The ω6/ω3 ratio was much higher in our patients than the one found in oligoasthenospermic samples by Aksoy et al. [28]. A balanced ω6/ω3 ratio proved to be necessary in male rat reproduction highlighting the necessity to determine an appropriate ω6/ω3 ratio in man in the future [29].

Spermatogenesis is a very complex, highly organized and regulated process that takes place in the seminiferous epithelium of testis tubules and involves three major fundamental biological processes: the renewal of stem cells and the production and expansion of progenitor cells (mitosis); the reduction, by one-half, of the number of chromosomes in each progenitor cell (meiosis); and the unique differentiation of haploid cells (spermiogenesis). In our experience, three months of nutraceutical supplementation was not sufficient to remodel sperm membrane lipidomics, at least in these patients having also severe alteration in their red blood cell membrane lipidomic profile. Our study encourages longer trials with omega-3 supplementation to allow sperm lipidomic to adjust and then evaluate the treatment in regard to the irreversibility of some teratospermic cases.

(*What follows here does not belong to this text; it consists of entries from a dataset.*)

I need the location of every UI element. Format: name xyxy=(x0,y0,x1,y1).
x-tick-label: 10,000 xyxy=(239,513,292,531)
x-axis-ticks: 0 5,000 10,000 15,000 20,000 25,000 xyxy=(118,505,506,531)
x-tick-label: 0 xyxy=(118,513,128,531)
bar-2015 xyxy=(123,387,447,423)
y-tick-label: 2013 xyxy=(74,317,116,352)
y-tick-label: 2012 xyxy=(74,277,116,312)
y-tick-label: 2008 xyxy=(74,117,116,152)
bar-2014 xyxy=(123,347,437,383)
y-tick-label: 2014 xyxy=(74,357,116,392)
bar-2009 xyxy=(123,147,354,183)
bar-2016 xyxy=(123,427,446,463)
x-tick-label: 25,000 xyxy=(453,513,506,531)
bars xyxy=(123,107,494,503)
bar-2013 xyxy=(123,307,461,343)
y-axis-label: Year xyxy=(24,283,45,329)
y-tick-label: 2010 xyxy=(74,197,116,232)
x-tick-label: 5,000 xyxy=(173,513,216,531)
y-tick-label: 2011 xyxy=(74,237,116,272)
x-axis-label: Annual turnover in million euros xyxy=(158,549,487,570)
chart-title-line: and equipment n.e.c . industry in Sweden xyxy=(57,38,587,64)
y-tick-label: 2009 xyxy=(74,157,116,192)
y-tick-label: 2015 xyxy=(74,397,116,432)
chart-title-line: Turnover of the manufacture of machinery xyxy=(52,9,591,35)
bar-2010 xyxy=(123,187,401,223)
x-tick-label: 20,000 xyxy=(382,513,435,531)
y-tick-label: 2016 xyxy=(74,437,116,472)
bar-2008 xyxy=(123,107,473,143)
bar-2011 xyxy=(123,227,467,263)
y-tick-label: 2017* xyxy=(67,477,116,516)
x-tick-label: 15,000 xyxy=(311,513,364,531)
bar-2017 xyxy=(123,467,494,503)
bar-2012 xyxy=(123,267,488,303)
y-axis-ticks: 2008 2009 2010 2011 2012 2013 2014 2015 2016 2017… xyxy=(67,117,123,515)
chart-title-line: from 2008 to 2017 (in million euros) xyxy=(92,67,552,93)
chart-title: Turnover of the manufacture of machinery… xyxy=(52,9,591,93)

It would be interesting to pursue a multicentric survey of lipidomic profiles in order to expand the data from the initial collection of data performed with the Italian population [18, 21] and also compare geographically different patient cohorts with the average of healthy controls. As a matter of fact, the profound deficit of ω-3 EPA and DHA in the patients with increased arachidonic acid presence can create proinflammatory conditions, which are responsible for impaired functionality of cells. The reduced levels of ω-3 express the fish intakes [30], which is in fact absent in the cohort and nowadays is remarked as responsible for health impairment [23, 31]. Overall, the ω-3 contribution to membrane asset and functionality is widely recognized [32]; therefore the clinical outcomes cannot be established without taking into account the personalized fatty acid levels and needs.

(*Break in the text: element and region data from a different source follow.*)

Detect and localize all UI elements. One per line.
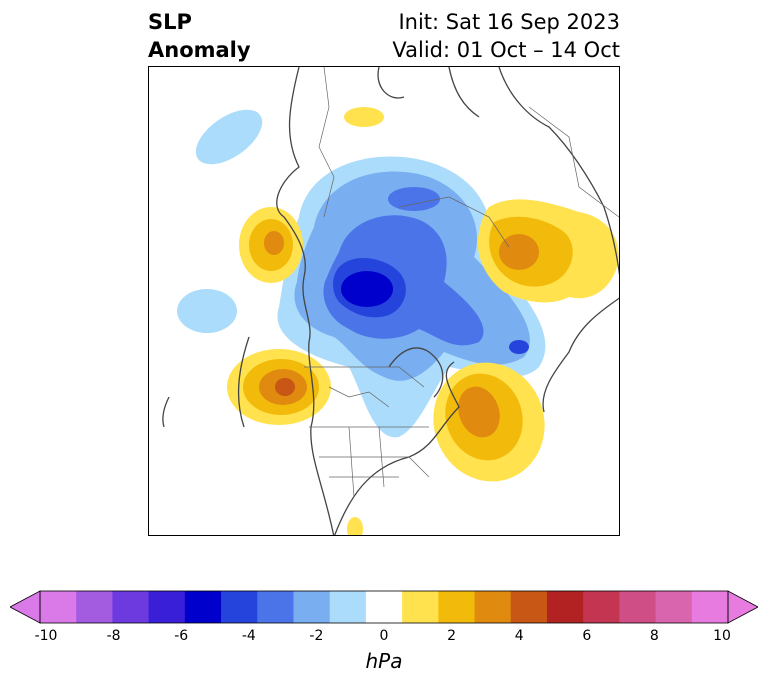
anomaly-pos-4-west [264, 231, 284, 255]
colorbar-outline [39, 590, 729, 624]
anomaly-neg-6 [341, 271, 393, 307]
anomaly-light-blue-north [195, 109, 263, 165]
colorbar-segment [438, 591, 476, 623]
colorbar-tick-label: -2 [309, 628, 324, 644]
colorbar-tick-label: 8 [649, 628, 659, 644]
colorbar-segment [148, 591, 186, 623]
valid-range: Valid: 01 Oct – 14 Oct [392, 38, 620, 62]
coastlines [162, 67, 619, 535]
map-title: SLP Anomaly [148, 8, 251, 64]
colorbar [10, 590, 758, 624]
colorbar-tick-label: -10 [34, 628, 58, 644]
anomaly-neg-small [509, 340, 529, 354]
colorbar-segment [510, 591, 548, 623]
anomaly-light-blue-west [177, 289, 237, 333]
colorbar-segment [184, 591, 222, 623]
anomaly-map [148, 66, 620, 536]
colorbar-under-arrow [10, 590, 41, 624]
colorbar-segment [474, 591, 512, 623]
colorbar-tick-label: -6 [174, 628, 189, 644]
anomaly-neg-north-4 [388, 187, 440, 211]
colorbar-segment [221, 591, 258, 623]
colorbar-segment [112, 591, 150, 623]
colorbar-tick-label: 4 [514, 628, 524, 644]
colorbar-segment [691, 591, 729, 623]
init-date: Init: Sat 16 Sep 2023 [398, 10, 620, 34]
colorbar-segment [293, 591, 331, 623]
colorbar-tick-label: 10 [713, 628, 731, 644]
anomaly-pos-4-east [499, 234, 539, 270]
colorbar-over-arrow [727, 590, 758, 624]
colorbar-unit-label: hPa [365, 649, 403, 673]
anomaly-pos-2-north [344, 107, 384, 127]
anomaly-pos-4-atlantic [458, 386, 500, 438]
colorbar-tick-label: 2 [447, 628, 457, 644]
colorbar-tick-label: -8 [106, 628, 121, 644]
title-line-1: SLP [148, 10, 192, 34]
colorbar-segment [619, 591, 657, 623]
colorbar-tick-label: 0 [379, 628, 389, 644]
colorbar-tick-label: 6 [582, 628, 592, 644]
colorbar-tick-label: -4 [241, 628, 256, 644]
colorbar-segment [257, 591, 294, 623]
anomaly-pos-small-south [347, 517, 363, 535]
country-borders [304, 67, 619, 498]
colorbar-segment [40, 591, 77, 623]
colorbar-segment [76, 591, 113, 623]
colorbar-segment [402, 591, 439, 623]
colorbar-segment [546, 591, 584, 623]
colorbar-segments [40, 591, 729, 623]
anomaly-pos-5-pacific [275, 378, 295, 396]
colorbar-segment [655, 591, 693, 623]
anomaly-map-svg [162, 67, 619, 535]
colorbar-segment [583, 591, 620, 623]
title-line-2: Anomaly [148, 38, 251, 62]
colorbar-segment [329, 591, 367, 623]
colorbar-segment [365, 591, 403, 623]
map-dates: Init: Sat 16 Sep 2023 Valid: 01 Oct – 14… [392, 8, 620, 64]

We agree with Tavilani et al. [33] who stated that lipid content is regulated locally within the male reproductive tract. To our knowledge this is the first report on a mathematic equation that could predict EPA in sperm by EPA, DHA, the ratio ω-6/ω-3, as compared with optimal values found in literature [18, 21], and arachidonic acid in erythrocyte membranes, thus reflecting the real impact of nutrition on individual male reproductive health in regard to fatty acid intake. We interpret the idea that the equilibrium installed between sperm and red cell lipidomic profile in relation to diet is disrupted by treatment. A first hypothesis is that administration of the capsules for a longer period would have redounded in a new equilibrium favouring spermatogenesis. More generally speaking, the approach of molecular diagnostics together with the parallel analysis of erythrocyte and sperm cell membranes can be suggested as diagnostic approach helping the clinical observation of diseases such as, in our particular scenario, the “male fertility.”